La Cour suprême entendra une affaire de marque sur le jouet pour chien sur le thème de Jack Daniel

Une affaire de marque qui doit être plaidée devant la Cour suprême cette semaine porte sur un jouet pour chien inspiré d’une bouteille de Jack Daniel’s qui, selon la société de whisky, est nocif pour sa marque en associant son étiquette et son structure à du caca de chien.

La société cherche à annuler une décision d’un tribunal inférieur qui a déterminé que le jouet “Negative Spaniels” de VIP Products and solutions est protégé par le leading amendement et conçu comme une blague non destinée à nuire à Jack Daniel’s.

Le jouet échange l’étiquette emblématique “Previous No. 7 Brand Tennessee Bitter Mash Whiskey” de Jack Daniel pour un structure sur le thème du chien qui annonce “The Previous No. 2 On Your Tennessee Carpet” de la marque “Poor Spaniels”. Alors que les bouteilles de Jack Daniel’s indiquent que le whisky contient 40% d’alcool en volume, la bouteille de jouet indique qu’il contient “43% de caca en volume”. et “100 % malodorant”.

“Certes, tout le monde aime une bonne blague”, ont écrit les avocats de Jack Daniel’s dans un file judiciaire. “Mais la “blague” motivée par le gain de VIP déroute les consommateurs en profitant de la bonne volonté durement gagnée de Jack Daniel.”

La Cour suprême entendra une affaire de marque sur le jouet pour chien sur le thème de Jack Daniel

Jack Daniel’s et d’autres sociétés comme Nike et Campbell Soup ont déposé des mémoires en faveur du fabricant de whisky, affirmant que permettre au produit de se présenter comme une expression artistique les rendrait vulnérables à d’autres parodies qui pourraient nuire à leurs marques.

Dans des dossiers judiciaires, les avocats de Jack Daniel ont déclaré qu’un tribunal de district avait statué que le jouet avait enfreint la loi Lanham, une loi qui protège les titulaires de marques si un autre produit est censé semer la confusion chez les consommateurs quant à son origine et s’il est associé à la marque connue.

Mais en appel, la Cour d’appel du neuvième circuit a statué que le produit clairement humoristique était protégé par le premier amendement.

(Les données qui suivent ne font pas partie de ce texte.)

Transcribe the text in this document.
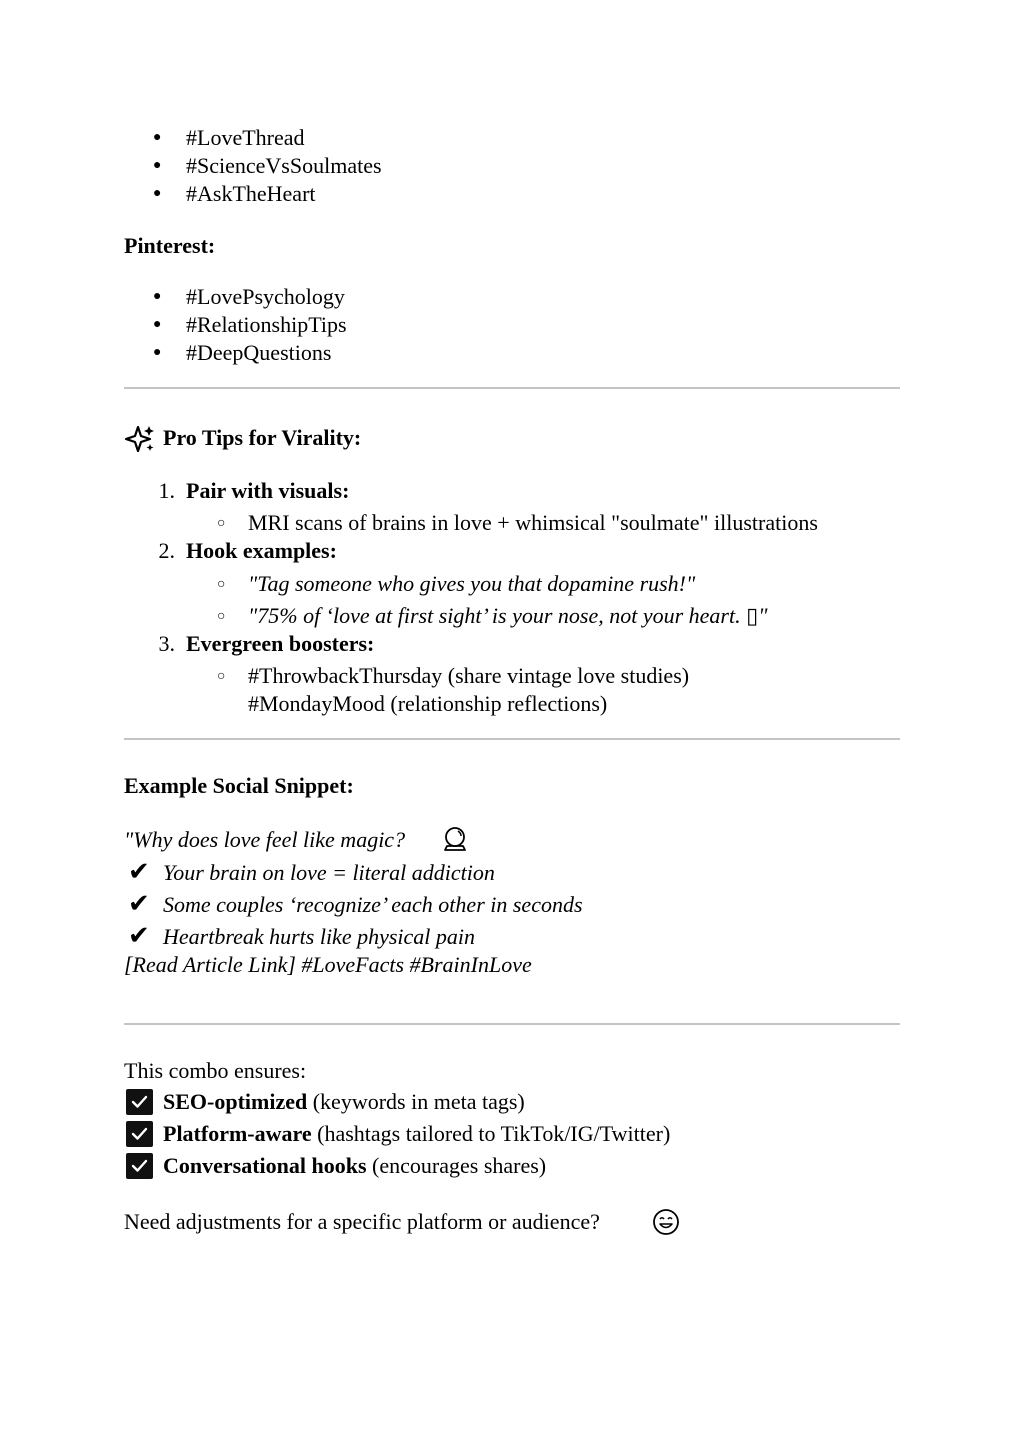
● #LoveThread
● #ScienceVsSoulmates
● #AskTheHeart
Pinterest:
● #LovePsychology
● #RelationshipTips
● #DeepQuestions
Pro Tips for Virality:
1. Pair with visuals:
○ MRI scans of brains in love + whimsical "soulmate" illustrations
2. Hook examples:
○ "Tag someone who gives you that dopamine rush!"
○ "75% of ‘love at first sight’ is your nose, not your heart. ▯"
3. Evergreen boosters:
○ #ThrowbackThursday (share vintage love studies)
#MondayMood (relationship reflections)
Example Social Snippet:
"Why does love feel like magic?
✔ Your brain on love = literal addiction
✔ Some couples ‘recognize’ each other in seconds
✔ Heartbreak hurts like physical pain
[Read Article Link] #LoveFacts #BrainInLove
This combo ensures:
SEO-optimized (keywords in meta tags)
Platform-aware (hashtags tailored to TikTok/IG/Twitter)
Conversational hooks (encourages shares)
Need adjustments for a specific platform or audience?
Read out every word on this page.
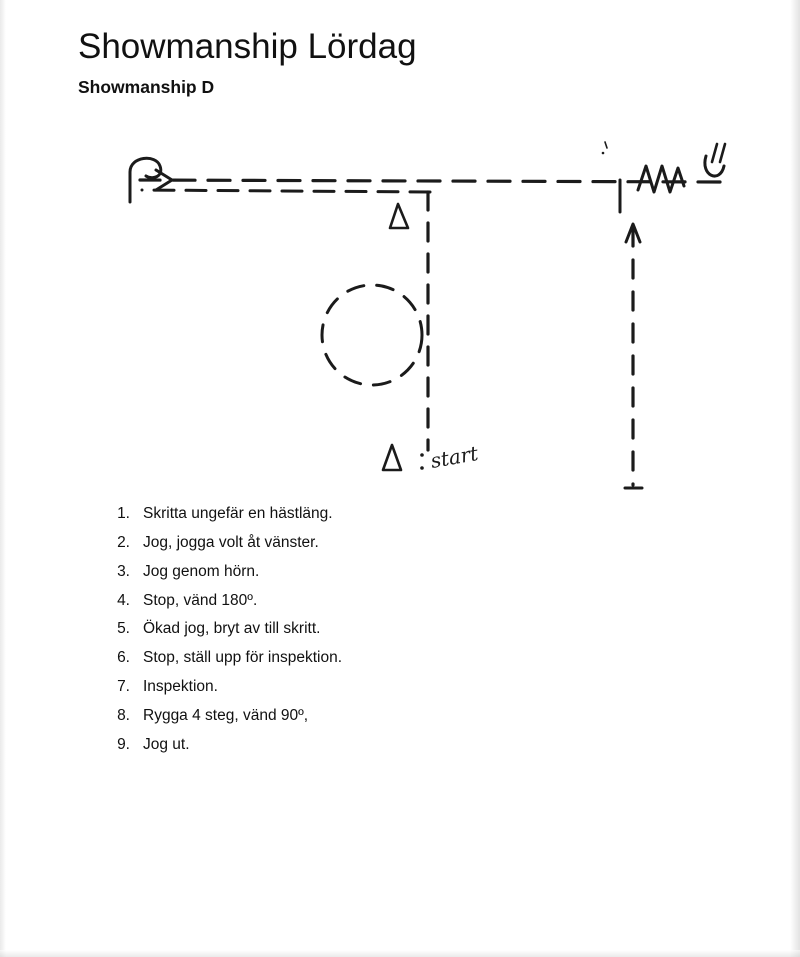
Showmanship Lördag
Showmanship D
start
1. Skritta ungefär en hästläng.
2. Jog, jogga volt åt vänster.
3. Jog genom hörn.
4. Stop, vänd 180º.
5. Ökad jog, bryt av till skritt.
6. Stop, ställ upp för inspektion.
7. Inspektion.
8. Rygga 4 steg, vänd 90º,
9. Jog ut.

Pour les œuvres d’expression artistique, il doit être prouvé que l’utilisation de la marque n’est pas pertinente pour l’œuvre et que le créateur trompe intentionnellement les consommateurs en leur faisant croire que le titulaire de la marque est impliqué. Comme cela n’a pas pu être prouvé dans le cas du jouet pour chien, le tribunal du neuvième circuit a jugé qu’il était protégé par le premier amendement.

“Le jouet pour chien Terrible Spaniels, bien qu’il ne soit sûrement pas l’équivalent de la Joconde, est une œuvre expressive”, a écrit le juge Andrew Hurwitz dans la décision.

Les arguments sur l’affaire devraient être entendus par la Cour suprême mercredi, et une décision est attendue as well as tard cette année.